Sobrevivían de la generación anterior: el ambiguo Gide (rue Vaneau, atrás del bulevar Raspail), el (discreto) Premio Nobel Roger Martin du Gard (quien residía en la rue du Dragon, a dos pasos de la Brasserie Lipp (café-restaurante de monsieur Cazes), centro vital de la vida literaria y política, el distinguido Jean Schlumberger (amigo de Anna de Noailles), el chistoso y solemne Jules Romains, el tortuoso Mauriac, el fariseo Claudel, el misógino Valéry, y también Marcel Aymé, André Chamson, Georges Bernanos, Alain y su discípulo aventajado André Maurois, Gabriel Marcel, incluso Céline (que se disimulaba por sus simpatías fascistas) y el insumiso Giono: otras tantas grandes plumas. En las artes plásticas estaba el angélico Georges Braque (en Varengéville, de Normandía) y el demiurgo Picasso (quai des Grands Augustins, a corta distancia de la iglesia de Saint Germain des Prés); los escultores Charles Despiau y Antoine Bourdelle, y el arquitecto Le Corbusier, considerado excéntrico por la arquitectura oficial, con su taller en la rue de Sèvres, en la misma Rive Gauche, los pintores Matisse y Chagall (no recuerdo si ya se habían establecido en la Côte d’Azur), Duchamp y Léger… Una ex modelo de Modigliani tenía un restaurante; tuteaba a sus clientes quienesquiera que fuesen; fue una émula de Kiki de Montparnasse, pero no recuerdo su nombre… Lo que sí tengo presente es que en un área de medio kilómetro cuadrado, cuyo ombligo era la plaza de Saint Germain des Prés, se percibía un hormigueo de genio literario y artístico, cercado por un rumor creciente de esnobismo.

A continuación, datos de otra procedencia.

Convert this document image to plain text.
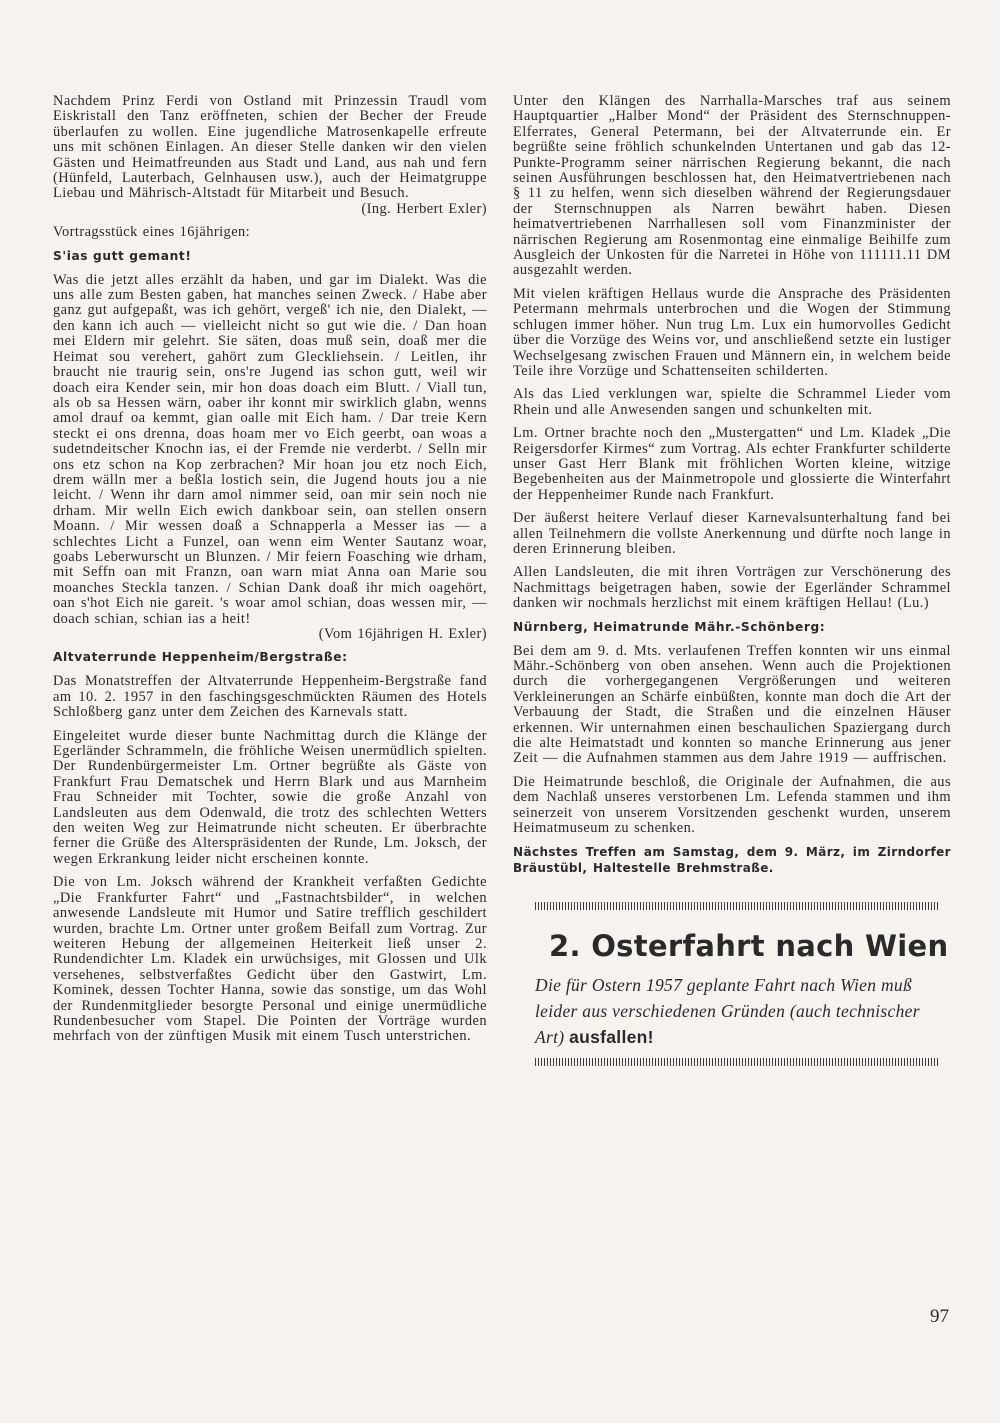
Nachdem Prinz Ferdi von Ostland mit Prinzessin Traudl vom Eiskristall den Tanz eröffneten, schien der Becher der Freude überlaufen zu wollen. Eine jugendliche Matrosenkapelle erfreute uns mit schönen Einlagen. An dieser Stelle danken wir den vielen Gästen und Heimatfreunden aus Stadt und Land, aus nah und fern (Hünfeld, Lauterbach, Gelnhausen usw.), auch der Heimatgruppe Liebau und Mährisch-Altstadt für Mitarbeit und Besuch.

(Ing. Herbert Exler)

Vortragsstück eines 16jährigen:

S'ias gutt gemant!

Was die jetzt alles erzählt da haben, und gar im Dialekt. Was die uns alle zum Besten gaben, hat manches seinen Zweck. / Habe aber ganz gut aufgepaßt, was ich gehört, vergeß' ich nie, den Dialekt, — den kann ich auch — vielleicht nicht so gut wie die. / Dan hoan mei Eldern mir gelehrt. Sie säten, doas muß sein, doaß mer die Heimat sou verehert, gahört zum Gleckliehsein. / Leitlen, ihr braucht nie traurig sein, ons're Jugend ias schon gutt, weil wir doach eira Kender sein, mir hon doas doach eim Blutt. / Viall tun, als ob sa Hessen wärn, oaber ihr konnt mir swirklich glabn, wenns amol drauf oa kemmt, gian oalle mit Eich ham. / Dar treie Kern steckt ei ons drenna, doas hoam mer vo Eich geerbt, oan woas a sudetndeitscher Knochn ias, ei der Fremde nie verderbt. / Selln mir ons etz schon na Kop zerbrachen? Mir hoan jou etz noch Eich, drem wälln mer a beßla lostich sein, die Jugend houts jou a nie leicht. / Wenn ihr darn amol nimmer seid, oan mir sein noch nie drham. Mir welln Eich ewich dankboar sein, oan stellen onsern Moann. / Mir wessen doaß a Schnapperla a Messer ias — a schlechtes Licht a Funzel, oan wenn eim Wenter Sautanz woar, goabs Leberwurscht un Blunzen. / Mir feiern Foasching wie drham, mit Seffn oan mit Franzn, oan warn miat Anna oan Marie sou moanches Steckla tanzen. / Schian Dank doaß ihr mich oagehört, oan s'hot Eich nie gareit. 's woar amol schian, doas wessen mir, — doach schian, schian ias a heit!

(Vom 16jährigen H. Exler)

Altvaterrunde Heppenheim/Bergstraße:

Das Monatstreffen der Altvaterrunde Heppenheim-Bergstraße fand am 10. 2. 1957 in den faschingsgeschmückten Räumen des Hotels Schloßberg ganz unter dem Zeichen des Karnevals statt.

Eingeleitet wurde dieser bunte Nachmittag durch die Klänge der Egerländer Schrammeln, die fröhliche Weisen unermüdlich spielten. Der Rundenbürgermeister Lm. Ortner begrüßte als Gäste von Frankfurt Frau Dematschek und Herrn Blark und aus Marnheim Frau Schneider mit Tochter, sowie die große Anzahl von Landsleuten aus dem Odenwald, die trotz des schlechten Wetters den weiten Weg zur Heimatrunde nicht scheuten. Er überbrachte ferner die Grüße des Alterspräsidenten der Runde, Lm. Joksch, der wegen Erkrankung leider nicht erscheinen konnte.

Die von Lm. Joksch während der Krankheit verfaßten Gedichte „Die Frankfurter Fahrt“ und „Fastnachtsbilder“, in welchen anwesende Landsleute mit Humor und Satire trefflich geschildert wurden, brachte Lm. Ortner unter großem Beifall zum Vortrag. Zur weiteren Hebung der allgemeinen Heiterkeit ließ unser 2. Rundendichter Lm. Kladek ein urwüchsiges, mit Glossen und Ulk versehenes, selbstverfaßtes Gedicht über den Gastwirt, Lm. Kominek, dessen Tochter Hanna, sowie das sonstige, um das Wohl der Rundenmitglieder besorgte Personal und einige unermüdliche Rundenbesucher vom Stapel. Die Pointen der Vorträge wurden mehrfach von der zünftigen Musik mit einem Tusch unterstrichen.

Unter den Klängen des Narrhalla-Marsches traf aus seinem Hauptquartier „Halber Mond“ der Präsident des Sternschnuppen-Elferrates, General Petermann, bei der Altvaterrunde ein. Er begrüßte seine fröhlich schunkelnden Untertanen und gab das 12-Punkte-Programm seiner närrischen Regierung bekannt, die nach seinen Ausführungen beschlossen hat, den Heimatvertriebenen nach § 11 zu helfen, wenn sich dieselben während der Regierungsdauer der Sternschnuppen als Narren bewährt haben. Diesen heimatvertriebenen Narrhallesen soll vom Finanzminister der närrischen Regierung am Rosenmontag eine einmalige Beihilfe zum Ausgleich der Unkosten für die Narretei in Höhe von 111111.11 DM ausgezahlt werden.

Mit vielen kräftigen Hellaus wurde die Ansprache des Präsidenten Petermann mehrmals unterbrochen und die Wogen der Stimmung schlugen immer höher. Nun trug Lm. Lux ein humorvolles Gedicht über die Vorzüge des Weins vor, und anschließend setzte ein lustiger Wechselgesang zwischen Frauen und Männern ein, in welchem beide Teile ihre Vorzüge und Schattenseiten schilderten.

Als das Lied verklungen war, spielte die Schrammel Lieder vom Rhein und alle Anwesenden sangen und schunkelten mit.

Lm. Ortner brachte noch den „Mustergatten“ und Lm. Kladek „Die Reigersdorfer Kirmes“ zum Vortrag. Als echter Frankfurter schilderte unser Gast Herr Blank mit fröhlichen Worten kleine, witzige Begebenheiten aus der Mainmetropole und glossierte die Winterfahrt der Heppenheimer Runde nach Frankfurt.

Der äußerst heitere Verlauf dieser Karnevalsunterhaltung fand bei allen Teilnehmern die vollste Anerkennung und dürfte noch lange in deren Erinnerung bleiben.

Allen Landsleuten, die mit ihren Vorträgen zur Verschönerung des Nachmittags beigetragen haben, sowie der Egerländer Schrammel danken wir nochmals herzlichst mit einem kräftigen Hellau! (Lu.)

Nürnberg, Heimatrunde Mähr.-Schönberg:

Bei dem am 9. d. Mts. verlaufenen Treffen konnten wir uns einmal Mähr.-Schönberg von oben ansehen. Wenn auch die Projektionen durch die vorhergegangenen Vergrößerungen und weiteren Verkleinerungen an Schärfe einbüßten, konnte man doch die Art der Verbauung der Stadt, die Straßen und die einzelnen Häuser erkennen. Wir unternahmen einen beschaulichen Spaziergang durch die alte Heimatstadt und konnten so manche Erinnerung aus jener Zeit — die Aufnahmen stammen aus dem Jahre 1919 — auffrischen.

Die Heimatrunde beschloß, die Originale der Aufnahmen, die aus dem Nachlaß unseres verstorbenen Lm. Lefenda stammen und ihm seinerzeit von unserem Vorsitzenden geschenkt wurden, unserem Heimatmuseum zu schenken.

Nächstes Treffen am Samstag, dem 9. März, im Zirndorfer Bräustübl, Haltestelle Brehmstraße.

2. Osterfahrt nach Wien
Die für Ostern 1957 geplante Fahrt nach Wien muß leider aus verschiedenen Gründen (auch technischer Art) ausfallen!
97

Los grandes creadores del cine francés: Jean Renoir y Marcel Carné, para citar sólo a dos de ellos, estaban en plena producción de obras maestras con diálogos de Prévert y música de Kosma (éstos eran más bien de Montmartre); Christian Bérard (apodado Bébé) y Jean Cocteau pintaban decoración de teatro. El recuerdo de Jacques Copeau, Philippe Soupault y Lugné Poe era garante del resurgimiento del teatro de vanguardia. Fui alumno del Lycée Condorcet, del que también fue alumno Marcel Proust y profesor el propio Mallarmé; en mis días Sartre era maestro de filosofía —no fue maestro mío— y la secretaria general del liceo había estado casada con Marcel Pagnol. O sea que París era una galaxia de pueblos: Le Quartier Saint Lazare, Le Quartier Latin, Chaillot (celebrado en el teatro por Jean Giraudoux), Montceau, Le Palais Royal y Le Marais, que entonces empezaba a renacer; Le Village d’Auteuil y Le Village de Montmartre: sólo estos dos últimos se llamaban anacrónicamente pueblos, en plena capital. Volviendo a Lugné Poe, él enriqueció el repertorio con obras de Pirandello, Chéjov e Ibsen. En otro barrio, Louis Jouvet y el teatro del Athénée, con grandes artistas como la ya anciana Marguerite Moreno y la joven Edwige Feuillère, seguían montando obras de Giraudoux, Anouilh, Salacrou. Gérard Philippe y María Casares, bajo la dinámica autoridad de Jean Vilar en el Teatro Nacional Popular, Antonin Artaud (el soñador de la Tarahumara), los Pitoëff, Jean-Louis Barrault (modelo ideal de Juan José Arreola) y Madeleine Renaud… eran jóvenes y ya famosos actores, mientras Serge Lifar trataba de prolongar en el Palais Garnier (la Ópera de París) la tradición de los ballets russes. Yvette Chauviré y la Viborova eran las estrellas femeninas del ballet de la Ópera. Éste fue el París del joven Octavio Paz, ávido de lecturas, conversaciones, experiencias vitales y estéticas.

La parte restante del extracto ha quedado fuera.